Employment – Transient Workers
“Employers in Switzerland may risk creating a permanent establishment in the country of residence of the employee by allowing home office work for extended periods of time”
Are you seeing a shift in employee/workforce expectations in your jurisdiction, when it comes to flexibility, length of contract, remote working, hours of work, etc? How can clients both reflect this and protect their business interests in employment contracts?
There is a noticeable increase in the expectations for more flexible working conditions from employees, which include the possibility to work from home at least part-time. However, the mandatory labour law requirements, which – apart from a few exceptions – are applicable to all employees, set certain limitations.
Setting clear rules for flexible work conditions which set out employer expectations and establish clear boundaries is highly recommended. This could be done by establishing rules and regulations with the employees for flexible work, which become part of the employment agreement.
Switzerland’s labour laws are liberal, allowing employers to adapt terms and conditions as long as they observe certain procedural requirements. These are aligned with the Swiss rules on termination of employment contracts, which provide minimal protection for the employees. Most unilateral changes of terms and conditions are not possible.
What is the biggest benefit, and the biggest risk, to businesses facilitating a more transient workforce?
The biggest benefits for employees is having the possibility to create a better work-life balance and saving time, as well as reducing their environmental footprint due to less commuting. The benefit for employers is to have employees that are more likely to be satisfied with their working conditions. The downside of a more transient workforce is that where employers formerly benefited from directly managing employees on a daily basis, face-to-face, they now have to adapt to remote leadership with less personal interaction. This makes management more challenging and knowledge transfer between employees is more difficult.
How are you helping your clients to manage legislative and taxation issues around their transient workforce? For example, are there bi-lateral agreements with other jurisdictions or tax provisions to be aware of?

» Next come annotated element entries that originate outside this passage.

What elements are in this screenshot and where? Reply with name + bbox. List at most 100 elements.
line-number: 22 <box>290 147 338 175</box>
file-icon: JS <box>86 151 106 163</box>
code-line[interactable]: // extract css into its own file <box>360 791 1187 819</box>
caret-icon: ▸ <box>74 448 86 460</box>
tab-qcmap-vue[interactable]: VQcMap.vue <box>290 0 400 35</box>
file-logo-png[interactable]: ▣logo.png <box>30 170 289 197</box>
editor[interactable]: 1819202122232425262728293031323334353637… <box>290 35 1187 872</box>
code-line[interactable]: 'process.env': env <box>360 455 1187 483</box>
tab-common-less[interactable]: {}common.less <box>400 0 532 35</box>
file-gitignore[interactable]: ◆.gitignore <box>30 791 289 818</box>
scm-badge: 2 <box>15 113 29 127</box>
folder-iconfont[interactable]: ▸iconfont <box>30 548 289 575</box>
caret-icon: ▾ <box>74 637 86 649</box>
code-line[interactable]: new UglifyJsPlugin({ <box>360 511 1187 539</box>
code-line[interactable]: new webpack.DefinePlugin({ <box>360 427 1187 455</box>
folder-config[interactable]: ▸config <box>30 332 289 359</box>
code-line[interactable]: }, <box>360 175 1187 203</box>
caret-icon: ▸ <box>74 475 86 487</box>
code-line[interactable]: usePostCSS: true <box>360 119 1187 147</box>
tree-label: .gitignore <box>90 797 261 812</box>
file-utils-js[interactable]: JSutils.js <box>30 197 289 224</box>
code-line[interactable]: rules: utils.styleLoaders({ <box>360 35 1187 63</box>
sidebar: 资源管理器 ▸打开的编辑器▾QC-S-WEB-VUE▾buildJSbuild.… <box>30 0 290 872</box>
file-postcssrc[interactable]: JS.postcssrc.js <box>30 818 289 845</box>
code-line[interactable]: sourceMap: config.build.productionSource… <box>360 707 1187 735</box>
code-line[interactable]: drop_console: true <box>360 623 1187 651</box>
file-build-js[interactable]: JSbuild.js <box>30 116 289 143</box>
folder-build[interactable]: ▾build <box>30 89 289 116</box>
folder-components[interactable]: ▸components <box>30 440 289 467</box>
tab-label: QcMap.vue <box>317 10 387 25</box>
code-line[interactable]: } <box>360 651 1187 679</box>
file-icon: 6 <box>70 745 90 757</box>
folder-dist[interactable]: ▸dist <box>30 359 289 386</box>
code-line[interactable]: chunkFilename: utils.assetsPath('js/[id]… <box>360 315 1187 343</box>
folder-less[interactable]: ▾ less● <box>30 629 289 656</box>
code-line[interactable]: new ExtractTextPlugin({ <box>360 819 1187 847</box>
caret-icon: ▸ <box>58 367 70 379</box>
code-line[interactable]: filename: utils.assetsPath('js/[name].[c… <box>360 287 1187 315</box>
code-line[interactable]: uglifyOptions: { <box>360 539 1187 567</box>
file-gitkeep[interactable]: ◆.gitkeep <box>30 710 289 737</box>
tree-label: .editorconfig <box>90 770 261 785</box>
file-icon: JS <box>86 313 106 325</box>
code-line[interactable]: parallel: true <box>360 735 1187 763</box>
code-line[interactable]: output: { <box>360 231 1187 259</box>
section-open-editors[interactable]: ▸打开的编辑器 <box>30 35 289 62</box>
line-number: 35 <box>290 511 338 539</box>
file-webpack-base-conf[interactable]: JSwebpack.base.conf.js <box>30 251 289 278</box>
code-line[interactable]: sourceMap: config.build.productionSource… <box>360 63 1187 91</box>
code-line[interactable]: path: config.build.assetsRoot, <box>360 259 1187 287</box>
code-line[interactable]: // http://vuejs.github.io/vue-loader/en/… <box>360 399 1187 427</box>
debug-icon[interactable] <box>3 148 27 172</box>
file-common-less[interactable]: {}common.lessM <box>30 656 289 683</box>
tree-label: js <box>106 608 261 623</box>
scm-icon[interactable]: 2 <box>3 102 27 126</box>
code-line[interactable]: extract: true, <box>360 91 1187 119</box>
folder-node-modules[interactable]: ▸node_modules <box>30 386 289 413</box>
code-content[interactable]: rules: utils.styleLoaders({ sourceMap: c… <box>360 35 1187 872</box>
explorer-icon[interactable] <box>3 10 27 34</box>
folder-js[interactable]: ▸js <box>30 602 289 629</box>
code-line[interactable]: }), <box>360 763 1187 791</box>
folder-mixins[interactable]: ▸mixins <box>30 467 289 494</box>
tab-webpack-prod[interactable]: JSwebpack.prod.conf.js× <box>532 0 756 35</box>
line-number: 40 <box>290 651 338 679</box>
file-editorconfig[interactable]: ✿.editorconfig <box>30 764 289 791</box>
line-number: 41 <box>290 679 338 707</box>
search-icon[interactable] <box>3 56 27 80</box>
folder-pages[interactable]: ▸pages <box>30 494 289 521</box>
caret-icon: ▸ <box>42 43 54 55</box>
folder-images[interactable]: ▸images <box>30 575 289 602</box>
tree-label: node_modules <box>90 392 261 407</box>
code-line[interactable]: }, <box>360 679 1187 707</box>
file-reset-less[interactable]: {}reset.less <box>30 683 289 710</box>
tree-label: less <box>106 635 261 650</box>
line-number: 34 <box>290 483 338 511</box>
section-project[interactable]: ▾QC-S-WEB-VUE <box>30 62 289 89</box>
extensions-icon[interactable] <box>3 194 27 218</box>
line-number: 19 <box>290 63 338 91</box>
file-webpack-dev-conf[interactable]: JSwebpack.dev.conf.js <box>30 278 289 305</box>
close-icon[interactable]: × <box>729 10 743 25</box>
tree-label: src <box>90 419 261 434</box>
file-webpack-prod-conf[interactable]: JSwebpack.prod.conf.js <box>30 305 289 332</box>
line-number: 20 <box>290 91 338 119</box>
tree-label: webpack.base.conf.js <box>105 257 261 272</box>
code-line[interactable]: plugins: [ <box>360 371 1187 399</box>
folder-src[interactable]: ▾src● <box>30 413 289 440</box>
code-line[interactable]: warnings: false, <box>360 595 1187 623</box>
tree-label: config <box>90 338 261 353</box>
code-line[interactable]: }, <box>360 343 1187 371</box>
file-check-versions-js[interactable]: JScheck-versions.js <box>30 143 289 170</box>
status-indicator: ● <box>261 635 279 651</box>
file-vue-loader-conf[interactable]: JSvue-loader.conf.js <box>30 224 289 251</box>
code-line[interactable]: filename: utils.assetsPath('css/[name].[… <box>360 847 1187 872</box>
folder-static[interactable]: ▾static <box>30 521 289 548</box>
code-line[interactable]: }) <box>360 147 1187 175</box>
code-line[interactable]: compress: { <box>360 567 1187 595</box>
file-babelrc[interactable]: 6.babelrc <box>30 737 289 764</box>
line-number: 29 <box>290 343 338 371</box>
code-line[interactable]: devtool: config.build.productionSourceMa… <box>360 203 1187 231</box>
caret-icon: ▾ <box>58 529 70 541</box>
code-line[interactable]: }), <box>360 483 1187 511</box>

As Switzerland welcomes many cross-border workers, i.e. individuals resident in another country but working in Switzerland, it has entered into a number of bilateral agreements with the EU and with other countries regarding taxation as well as social security. For social security matters, there are over 40 agreements in place. The most important is the Agreement of the Free Movement of Persons with the EU (Annex II). These agreements wish to prevent loss of entitlements or double contributions for international employees. As a rule, social security contributions are payable in the country where the place of work is. Prior to the Covid-19 pandemic, home office work could lead to the social security regime in the country of residence of the employee to apply. However, due to the increase in home-office work as a result of the Covid-19 pandemic, the application of a number of these agreements has been deferred until after June 30, 2023. Negotiations are currently underway to prolong this exception. Most likely, after 1st July 2023 a general 25% limit for work conducted by the employee in their country of residence will apply prior to the social security regime changing.
For cross-border employees or foreign nationals resident in Switzerland (with certain exceptions) and working in Switzerland, tax at source will be deducted directly from their salary. The applicable tax rate varies from Canton to Canton. For double taxation purposes, the exceptions are not the same as for the social security agreements, so these must be taken into account as well. Employers in Switzerland may risk creating a permanent establishment in the country of residence of the employee by allowing home office work for extended periods of time (particularly where the employee has a senior position and takes decisions on behalf of the employer). This can inadvertently lead to the employer becoming taxable in the country of residence of the employee.
Additionally, Switzerland has implemented certain mandatory rules to counteract potential salary dumping and has therefore declared a number of collective bargaining agreements to be mandatory. Their scope of application is usually for a specific industry and region. They apply to employers from other countries deploying personnel in Switzerland.
Switzerland has recently issued more stringent laws regarding data protection, which will enter into force on 1st September 2023. Contrary to EU GDPR regulations, a breach of Swiss data protection laws can lead to personal criminal liability of members of the board of the company. Electronic supervision of the remote workforce needs to be compliant with said laws.
Preserving company culture and retaining staff in flexible working arrangements
- Speak to and listen to your employees. Employee representatives can be a helpful sounding board to help find solutions which address both employee and employer interests.
- Set clear guidelines. Employees should know what the rules (and risks) are. Create opportunities for unstructured interaction among employees. Ensure regular face-to-face exchanges between employees and management, both workrelated as well as activities outside the immediate work environment.
- Get feedback. Periodically ask your employees and management what is working and what needs to be adapted.
- Adjust the rules, if needed. If feedback suggests adaptions, recognise the input and either make changes, or explain why not.